Henry Wadsworth Longfellow, ed. Poems of Places: An Anthology in 31 Volumes.
England: Vols. I–IV. 1876–79.

Harrow-on-the-Hill

Lines Written beneath an Elm in the Churchyard of Harrow

By Lord Byron (1788–1824)

SPOT of my youth! whose hoary branches sigh,

Swept by the breeze that fans thy cloudless sky;

Where now alone I muse, who oft have trod,

With those I loved, thy soft and verdant sod;

With those who, scattered far, perchance deplore,

Like me, the happy scenes they knew before:

O, as I trace again thy winding hill,

Mine eyes admire, my heart adores thee still,

Thou drooping elm! beneath whose boughs I lay,

And frequent mused the twilight hours away;

Where, as they once were wont, my limbs recline,

But ah! without the thoughts which then were mine:

How do thy branches, moaning to the blast,

Invite the bosom to recall the past,

And seem to whisper, as they gently swell,

“Take, while thou canst, a lingering, last farewell!”

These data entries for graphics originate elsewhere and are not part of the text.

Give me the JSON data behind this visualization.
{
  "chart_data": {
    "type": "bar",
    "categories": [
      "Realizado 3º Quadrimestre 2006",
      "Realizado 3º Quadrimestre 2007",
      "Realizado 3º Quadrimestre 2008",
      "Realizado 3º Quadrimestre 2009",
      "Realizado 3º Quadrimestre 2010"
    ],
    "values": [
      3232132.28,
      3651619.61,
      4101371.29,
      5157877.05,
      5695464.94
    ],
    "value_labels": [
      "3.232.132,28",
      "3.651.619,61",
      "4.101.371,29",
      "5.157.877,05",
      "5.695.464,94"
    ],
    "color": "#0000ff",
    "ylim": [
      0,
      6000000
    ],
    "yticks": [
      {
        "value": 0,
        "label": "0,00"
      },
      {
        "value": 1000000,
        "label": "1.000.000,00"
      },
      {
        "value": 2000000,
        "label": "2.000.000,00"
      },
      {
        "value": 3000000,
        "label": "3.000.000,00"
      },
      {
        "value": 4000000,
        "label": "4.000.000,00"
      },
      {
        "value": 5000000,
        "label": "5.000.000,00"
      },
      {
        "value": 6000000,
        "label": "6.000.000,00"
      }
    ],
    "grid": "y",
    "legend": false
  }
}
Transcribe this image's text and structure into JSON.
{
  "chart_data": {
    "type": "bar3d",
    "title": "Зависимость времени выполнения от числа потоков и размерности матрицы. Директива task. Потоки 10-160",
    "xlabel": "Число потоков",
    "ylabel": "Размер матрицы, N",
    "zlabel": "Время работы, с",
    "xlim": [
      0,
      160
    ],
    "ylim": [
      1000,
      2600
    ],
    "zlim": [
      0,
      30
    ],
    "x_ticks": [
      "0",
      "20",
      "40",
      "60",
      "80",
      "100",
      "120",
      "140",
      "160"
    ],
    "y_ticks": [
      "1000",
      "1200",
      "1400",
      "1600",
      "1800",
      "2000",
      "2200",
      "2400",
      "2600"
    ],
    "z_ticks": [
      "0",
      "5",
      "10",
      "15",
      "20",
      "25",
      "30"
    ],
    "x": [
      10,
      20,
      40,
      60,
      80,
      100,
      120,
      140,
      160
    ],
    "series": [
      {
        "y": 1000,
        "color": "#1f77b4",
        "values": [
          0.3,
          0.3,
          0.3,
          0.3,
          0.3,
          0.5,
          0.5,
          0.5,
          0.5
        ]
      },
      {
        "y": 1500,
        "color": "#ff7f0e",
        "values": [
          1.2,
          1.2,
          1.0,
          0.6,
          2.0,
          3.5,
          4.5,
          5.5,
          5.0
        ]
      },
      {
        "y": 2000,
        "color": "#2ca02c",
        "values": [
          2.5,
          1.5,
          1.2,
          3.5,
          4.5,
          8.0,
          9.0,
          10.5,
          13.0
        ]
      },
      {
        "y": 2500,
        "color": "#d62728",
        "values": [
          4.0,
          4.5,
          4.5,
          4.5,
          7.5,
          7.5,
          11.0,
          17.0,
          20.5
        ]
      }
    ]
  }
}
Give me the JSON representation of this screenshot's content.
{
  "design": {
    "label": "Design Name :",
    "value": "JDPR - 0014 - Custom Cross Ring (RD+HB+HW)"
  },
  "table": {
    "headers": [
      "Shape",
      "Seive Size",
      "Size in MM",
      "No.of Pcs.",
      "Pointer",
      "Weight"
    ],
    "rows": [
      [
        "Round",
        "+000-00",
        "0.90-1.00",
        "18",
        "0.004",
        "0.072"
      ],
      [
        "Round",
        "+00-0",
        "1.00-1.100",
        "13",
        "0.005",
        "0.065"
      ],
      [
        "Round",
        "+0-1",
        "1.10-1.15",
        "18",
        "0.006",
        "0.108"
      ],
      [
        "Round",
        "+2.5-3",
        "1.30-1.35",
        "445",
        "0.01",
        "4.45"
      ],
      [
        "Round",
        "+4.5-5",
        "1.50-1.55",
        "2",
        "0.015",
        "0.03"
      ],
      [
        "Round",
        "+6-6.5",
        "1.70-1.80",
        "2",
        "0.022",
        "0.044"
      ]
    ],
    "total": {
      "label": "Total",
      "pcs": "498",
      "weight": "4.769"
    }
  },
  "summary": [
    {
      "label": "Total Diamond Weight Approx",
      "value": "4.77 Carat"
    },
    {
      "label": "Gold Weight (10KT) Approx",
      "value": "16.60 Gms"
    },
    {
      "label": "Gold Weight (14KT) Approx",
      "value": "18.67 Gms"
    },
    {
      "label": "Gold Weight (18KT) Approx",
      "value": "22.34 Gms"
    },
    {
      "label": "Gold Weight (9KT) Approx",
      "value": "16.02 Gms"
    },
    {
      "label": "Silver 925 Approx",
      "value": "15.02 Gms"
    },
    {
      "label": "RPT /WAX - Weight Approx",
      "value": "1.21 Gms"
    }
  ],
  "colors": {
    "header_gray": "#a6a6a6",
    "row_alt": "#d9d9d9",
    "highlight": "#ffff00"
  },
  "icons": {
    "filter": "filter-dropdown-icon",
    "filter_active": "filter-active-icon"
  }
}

When fate shall chill, at length, this fevered breast,

And calm its cares and passions into rest,

Oft have I thought, ’t would soothe my dying hour,

If aught may soothe when life resigns her power,

To know some humble grave, some narrow cell,

Would hide my bosom where it loved to dwell.

With this fond dream, methinks, ’t were sweet to die—

And here it lingered, here my heart might lie;

Here might I sleep where all my hopes arose;

Scene of my youth, and couch of my repose;

Forever stretched beneath this mantling shade,

Pressed by the turf where once my childhood played,

Wrapt by the soil that veils the spot I loved,

Mixed with the earth o’er which my footsteps moved:

Blest by the tongues that charmed my youthful ear,

Mourned by the few my soul acknowledged here;

Deplored by those in early days allied,

And unremembered by the world beside.